Elles montrent l'écrivain aussi attentif au processus de
publication qu'au processus de création, dans la gestion
infatigable de son oeuvre. Émerge de cette correspondance
une Yourcenar peu connue, qui conseille, proteste, légifère,
attaque, revendique, se défend, défend les autres, se fait
avocate, procureur, comptable, iconographe, correctrice,
traductrice et, surtout, admirable critique et interprète de
son oeuvre propre. «Le reproche de poli, d'achevé dans le
style quand on l'accouple au terme "ouvrage de dame" me
fait bondir, nullement parce qu'il s'agit de l'oeuvre d'une
femme mais parce que le dédain du "fini parfait, de la perfection
pure" obtenus ou cherchés dans le style, vous permettraient
de mettre Racine ou Praxitèle au niveau du
point d'Irlande.»
Et pourtant ces documents où l'auteur de Mémoires
d'Hadrien quitte le peplum et se laisse aller à l'humeur du
quotidien, jusque dans certain relâchement d'expression,
dissiperont bien des idées reçues sur cet esprit libre et son
humour parfois décapant : «Le respect d'un texte est une
forme de respect de la vérité», écrit-elle à Alexis Curvers.
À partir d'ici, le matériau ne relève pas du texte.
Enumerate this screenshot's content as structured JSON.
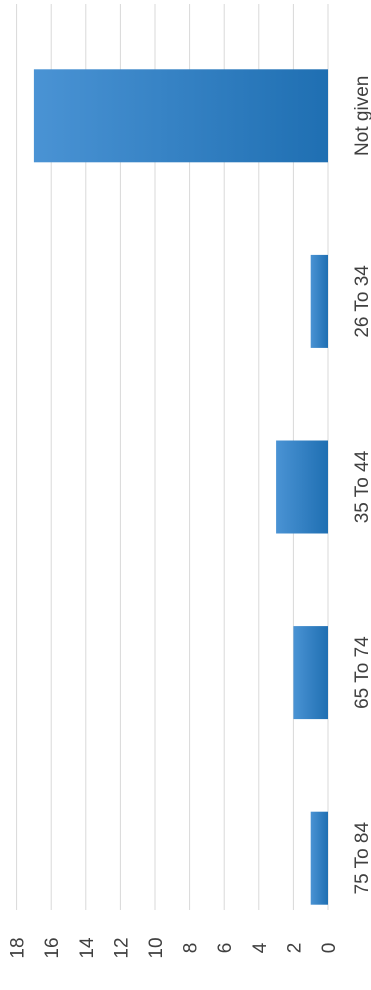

C'est le même souci d'exactitude qui a inspiré les éditeurs de
cette correspondance dans l'établissement et l'annotation de
ces lettres. Des lettres où progressivement le laboratoire de
Mémoires d'Hadrien s'ouvre sur la refonte d'une oeuvre
ancienne, antichambre de L'oeuvre au Noir.
É. D.-J. et M. S.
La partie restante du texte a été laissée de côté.